Dispensing and determinants of non-adherence to treatment for non complicated malaria caused by Plasmodium vivax and Plasmodium falciparum in high-risk municipalities in the Brazilian Amazon

Osorio-de-Castro, Claudia G. S. and Suárez-Mutis, Martha C. and Miranda, Elaine S. and Luz, Tatiana C. B. (2015) Dispensing and determinants of non-adherence to treatment for non complicated malaria caused by Plasmodium vivax and Plasmodium falciparum in high-risk municipalities in the Brazilian Amazon. Malaria Journal, 14. 471. ISSN 1475-2875 (https://doi.org/10.1186/s12936-015-0998-3)

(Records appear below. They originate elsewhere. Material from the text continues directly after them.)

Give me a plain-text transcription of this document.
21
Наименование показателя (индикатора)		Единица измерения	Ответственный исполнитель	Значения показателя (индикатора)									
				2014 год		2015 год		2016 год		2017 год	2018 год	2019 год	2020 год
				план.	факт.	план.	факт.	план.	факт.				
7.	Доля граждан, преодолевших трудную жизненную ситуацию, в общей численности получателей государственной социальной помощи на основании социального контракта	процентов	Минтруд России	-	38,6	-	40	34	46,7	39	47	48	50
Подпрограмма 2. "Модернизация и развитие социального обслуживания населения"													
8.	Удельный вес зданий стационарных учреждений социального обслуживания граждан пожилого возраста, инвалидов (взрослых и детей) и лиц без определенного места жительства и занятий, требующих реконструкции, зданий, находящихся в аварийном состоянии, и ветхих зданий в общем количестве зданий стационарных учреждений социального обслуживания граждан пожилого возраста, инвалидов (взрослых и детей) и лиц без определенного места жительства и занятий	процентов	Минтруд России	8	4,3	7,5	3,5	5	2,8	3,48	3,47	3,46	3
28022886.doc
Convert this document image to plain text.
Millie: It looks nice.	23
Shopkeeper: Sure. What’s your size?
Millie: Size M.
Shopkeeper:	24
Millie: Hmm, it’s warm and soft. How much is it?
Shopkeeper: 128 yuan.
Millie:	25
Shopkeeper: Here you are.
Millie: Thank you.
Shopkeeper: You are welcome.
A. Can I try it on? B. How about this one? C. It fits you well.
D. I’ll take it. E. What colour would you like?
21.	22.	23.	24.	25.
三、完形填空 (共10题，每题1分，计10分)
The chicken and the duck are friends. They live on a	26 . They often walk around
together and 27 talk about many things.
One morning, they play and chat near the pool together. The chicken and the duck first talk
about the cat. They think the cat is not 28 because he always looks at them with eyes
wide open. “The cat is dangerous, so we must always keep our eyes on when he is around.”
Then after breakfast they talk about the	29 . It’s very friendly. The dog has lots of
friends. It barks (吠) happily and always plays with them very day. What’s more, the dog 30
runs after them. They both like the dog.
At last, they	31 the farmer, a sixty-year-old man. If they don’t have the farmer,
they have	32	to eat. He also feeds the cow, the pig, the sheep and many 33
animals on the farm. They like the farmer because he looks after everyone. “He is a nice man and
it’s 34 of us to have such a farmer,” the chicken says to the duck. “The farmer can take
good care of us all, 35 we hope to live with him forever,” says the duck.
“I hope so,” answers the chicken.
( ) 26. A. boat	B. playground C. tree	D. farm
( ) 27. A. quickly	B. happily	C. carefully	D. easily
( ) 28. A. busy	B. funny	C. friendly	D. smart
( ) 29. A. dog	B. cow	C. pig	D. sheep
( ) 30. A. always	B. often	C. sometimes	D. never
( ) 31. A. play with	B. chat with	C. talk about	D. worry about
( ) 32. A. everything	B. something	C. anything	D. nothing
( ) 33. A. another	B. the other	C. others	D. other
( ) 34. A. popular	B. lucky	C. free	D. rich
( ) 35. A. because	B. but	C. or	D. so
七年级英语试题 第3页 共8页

[thumbnail of Osorio-de-Castro-etal-MJ2015-Dispensing-determinants-non-adherence-treatment-non-complicated-malaria-caused-Plasmodium-vivax]
Preview
Text. Filename: Osorio_de_Castro_etal_MJ2015_Dispensing_determinants_non_adherence_treatment_non_complicated_malaria_caused_Plasmodium_vivax.pdf
Final Published Version
License: Creative Commons Attribution 4.0 logo

Download (977kB)| Preview

Abstract

Background: In Brazil, 99.7 % of malaria cases occur in the Amazon region. Although the number of cases is decreasing, the country accounted for almost 60 % of cases in the Americas Region, in 2013. Novel approaches for malaria treatment open the possibility of eliminating the disease, but suboptimal dispensing and lack of adherence influence treatment outcomes. The aim of this paper is to show the results on dispensing practices, non-adherence and determinants of non-adherence to treatment of non-complicated malaria. Methods: The study was conducted in six high-risk municipalities with Plasmodium vivax and Plasmodium falciparum transmission in the Brazilian Amazon and based on the theoretical framework of the Mafalda Project, which included investigation of dispensing and adherence. The World Health Organization Rapid Evaluation Method has been used to estimate sample size. Individuals over 15 years of age with malaria were approached at health facilities and invited to participate through informed consent. Data was collected in chart review forms focusing on diagnosis, Plasmodium type, prescribing, and dispensing (kind, quantity, labelling and procedures). Follow-up household interviews complemented data collection at health facility. Non-adherence was measured during the implementation phase, by self-reports and pill-counts. Analysis was descriptive and statistical tests were carried out. Determinants of non-adherence and quality of dispensing were assessed according to the literature. Results: The study involved 165 patients. Dispensing was done according to the national guidelines. Labelling was adequate for P. vivax but inadequate for P. falciparum medicines. Non-adherent patients were 12.1 % according to self-reports and 21.8 % according to pill-counts. Results point to greater non-adherence among all P. falciparum patients and among malaria non-naive patients. More patients informed understanding adverse effects than `how to use' anti-malarials. Conclusions: Non-adherent patients were mostly those with a P. falciparum diagnosis and those in their second or more malaria episode. New taxonomies and concepts on adherence stress the importance of focusing on the individual patient. Interventions targeted to and tailored for malaria patients must be addressed by health policy and implemented by managers and clinicians.